Geller, M. 2010. Ancient Babylonian Medicine, Theory and Practice. Chichester (GB) & Malden, Mass: Wiley-Blackwell.
Labat, R. 1961. A propos de la fumigation dans la médecine assyrienne. Revue d’assyrologie et d’archéologie orientale 55: 152-153.
Stol, M. 1993. Epilepsy in Babylonia. Groningen: Styx.
Thureau-Dangin, F. 1922. Textes Cunéiformes VI. Tablettes d’Uruk. (TCL 6) Paris: Paul Geuthner.
Walker, C.B.F. 1980. Some Mesopotamian Inscribed Vessels. IRAQ 42: 84-86.
[1] Unknown plant used often for purification. Scholars often translate it as soapwort, which is not certain at all.

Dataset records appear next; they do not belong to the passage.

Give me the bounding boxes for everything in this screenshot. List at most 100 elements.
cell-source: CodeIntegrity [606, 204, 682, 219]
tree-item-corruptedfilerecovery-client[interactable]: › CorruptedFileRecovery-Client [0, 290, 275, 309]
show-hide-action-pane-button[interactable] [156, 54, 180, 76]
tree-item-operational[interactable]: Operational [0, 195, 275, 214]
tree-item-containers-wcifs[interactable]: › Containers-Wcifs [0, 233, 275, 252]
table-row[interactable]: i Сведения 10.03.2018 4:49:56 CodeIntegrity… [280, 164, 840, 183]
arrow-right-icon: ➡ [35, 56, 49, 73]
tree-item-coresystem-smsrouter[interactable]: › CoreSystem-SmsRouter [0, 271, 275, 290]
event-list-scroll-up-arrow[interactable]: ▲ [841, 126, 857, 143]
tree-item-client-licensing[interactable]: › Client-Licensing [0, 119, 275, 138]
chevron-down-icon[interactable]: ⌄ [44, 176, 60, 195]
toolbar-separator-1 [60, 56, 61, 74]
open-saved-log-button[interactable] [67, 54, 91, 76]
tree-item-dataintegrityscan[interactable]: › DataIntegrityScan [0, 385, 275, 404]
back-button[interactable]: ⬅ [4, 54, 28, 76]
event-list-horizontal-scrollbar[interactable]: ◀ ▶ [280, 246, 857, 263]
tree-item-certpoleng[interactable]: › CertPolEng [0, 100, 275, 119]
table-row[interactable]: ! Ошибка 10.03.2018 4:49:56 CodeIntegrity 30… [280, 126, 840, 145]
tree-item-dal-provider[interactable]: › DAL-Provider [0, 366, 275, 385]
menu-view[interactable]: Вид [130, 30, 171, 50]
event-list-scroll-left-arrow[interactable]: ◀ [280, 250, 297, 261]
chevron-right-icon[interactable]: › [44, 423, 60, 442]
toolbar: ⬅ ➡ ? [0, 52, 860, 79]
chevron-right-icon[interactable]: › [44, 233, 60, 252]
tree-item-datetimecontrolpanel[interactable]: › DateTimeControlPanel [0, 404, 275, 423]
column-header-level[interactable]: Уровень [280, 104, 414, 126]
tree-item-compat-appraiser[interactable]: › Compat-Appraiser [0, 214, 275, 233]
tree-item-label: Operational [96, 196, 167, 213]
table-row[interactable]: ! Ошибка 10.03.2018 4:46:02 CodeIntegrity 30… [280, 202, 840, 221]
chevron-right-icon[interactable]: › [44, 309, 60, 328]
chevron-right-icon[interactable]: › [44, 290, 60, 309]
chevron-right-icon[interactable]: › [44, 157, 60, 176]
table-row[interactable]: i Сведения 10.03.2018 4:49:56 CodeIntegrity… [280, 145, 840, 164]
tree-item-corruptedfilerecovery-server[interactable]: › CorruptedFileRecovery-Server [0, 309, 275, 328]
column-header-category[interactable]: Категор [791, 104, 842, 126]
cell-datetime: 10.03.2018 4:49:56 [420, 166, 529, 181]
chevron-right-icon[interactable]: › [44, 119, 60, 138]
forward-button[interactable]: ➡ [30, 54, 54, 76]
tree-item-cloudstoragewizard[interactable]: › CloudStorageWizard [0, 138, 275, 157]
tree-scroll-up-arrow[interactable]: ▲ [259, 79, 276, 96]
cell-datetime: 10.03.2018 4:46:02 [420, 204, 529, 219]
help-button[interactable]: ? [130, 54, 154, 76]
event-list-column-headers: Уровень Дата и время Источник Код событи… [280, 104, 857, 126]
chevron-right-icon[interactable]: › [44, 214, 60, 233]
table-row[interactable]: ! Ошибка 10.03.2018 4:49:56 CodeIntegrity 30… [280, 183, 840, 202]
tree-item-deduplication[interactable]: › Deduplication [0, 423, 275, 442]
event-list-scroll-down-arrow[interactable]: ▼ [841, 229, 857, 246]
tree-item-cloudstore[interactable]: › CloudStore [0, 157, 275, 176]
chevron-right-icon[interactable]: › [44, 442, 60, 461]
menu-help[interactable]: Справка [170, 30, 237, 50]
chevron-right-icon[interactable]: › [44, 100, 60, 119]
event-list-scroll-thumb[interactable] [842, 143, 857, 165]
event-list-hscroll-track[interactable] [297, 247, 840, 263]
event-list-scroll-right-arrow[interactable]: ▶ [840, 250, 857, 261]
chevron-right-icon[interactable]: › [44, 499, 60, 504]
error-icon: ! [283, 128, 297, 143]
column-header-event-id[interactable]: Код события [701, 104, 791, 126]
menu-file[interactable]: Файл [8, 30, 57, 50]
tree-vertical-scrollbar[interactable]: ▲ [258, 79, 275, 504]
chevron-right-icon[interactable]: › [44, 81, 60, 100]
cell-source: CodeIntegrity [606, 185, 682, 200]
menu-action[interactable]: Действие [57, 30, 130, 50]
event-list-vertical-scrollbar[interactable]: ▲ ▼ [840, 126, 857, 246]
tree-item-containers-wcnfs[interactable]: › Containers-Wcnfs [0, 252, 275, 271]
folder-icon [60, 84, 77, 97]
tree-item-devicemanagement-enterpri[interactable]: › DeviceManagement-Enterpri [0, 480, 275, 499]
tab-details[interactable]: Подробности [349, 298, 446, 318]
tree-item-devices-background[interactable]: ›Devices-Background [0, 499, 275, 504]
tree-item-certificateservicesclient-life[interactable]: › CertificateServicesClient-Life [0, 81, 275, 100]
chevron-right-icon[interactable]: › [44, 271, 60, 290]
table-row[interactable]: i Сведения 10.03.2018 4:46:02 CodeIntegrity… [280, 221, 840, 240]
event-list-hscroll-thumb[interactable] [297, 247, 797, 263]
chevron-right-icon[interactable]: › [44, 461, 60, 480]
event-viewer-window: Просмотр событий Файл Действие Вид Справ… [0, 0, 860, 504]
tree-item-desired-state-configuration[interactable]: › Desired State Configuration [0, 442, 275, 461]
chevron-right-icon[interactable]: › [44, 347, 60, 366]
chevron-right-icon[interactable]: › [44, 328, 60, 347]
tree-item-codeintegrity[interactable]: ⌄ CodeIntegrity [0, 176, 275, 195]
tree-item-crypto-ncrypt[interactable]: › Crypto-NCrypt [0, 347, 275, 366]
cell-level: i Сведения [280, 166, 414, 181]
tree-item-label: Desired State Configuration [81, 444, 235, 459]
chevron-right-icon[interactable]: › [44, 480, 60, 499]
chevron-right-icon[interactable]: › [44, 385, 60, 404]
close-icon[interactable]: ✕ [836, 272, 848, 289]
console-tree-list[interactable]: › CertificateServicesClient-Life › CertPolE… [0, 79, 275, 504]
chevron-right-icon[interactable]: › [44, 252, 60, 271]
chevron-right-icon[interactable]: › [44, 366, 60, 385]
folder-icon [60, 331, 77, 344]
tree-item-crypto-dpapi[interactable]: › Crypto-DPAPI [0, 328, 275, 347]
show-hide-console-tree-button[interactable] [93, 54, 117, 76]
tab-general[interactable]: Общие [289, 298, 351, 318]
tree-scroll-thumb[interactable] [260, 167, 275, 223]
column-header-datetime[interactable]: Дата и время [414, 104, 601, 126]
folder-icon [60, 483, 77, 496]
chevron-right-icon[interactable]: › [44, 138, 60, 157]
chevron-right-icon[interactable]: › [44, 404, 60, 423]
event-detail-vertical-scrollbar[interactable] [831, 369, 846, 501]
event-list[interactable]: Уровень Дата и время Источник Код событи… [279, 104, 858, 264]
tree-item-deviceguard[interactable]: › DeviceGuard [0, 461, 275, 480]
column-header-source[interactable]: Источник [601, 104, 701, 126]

[2] Qiššû-cucumber, written dKu-ši ‘God Kušu’ is most probably syllabic secret writing of kuš8 =qiššû-cucumber. Suggestion is courtesy of Prof. Andrew George. Furthermore, the reading makes very good sense in the light of the fact that tillatu ‘tendril’ of dKu-ši was used. On the on hand, it is possible that the qiššû-cucumber could be deified; on the other the god Kušu could be symbolically represented by the qiššû-cucumber.
[3] The name means ‘it resists thousand (ailments)’.
[4] The name means ‘it resists twenty (ailments)’.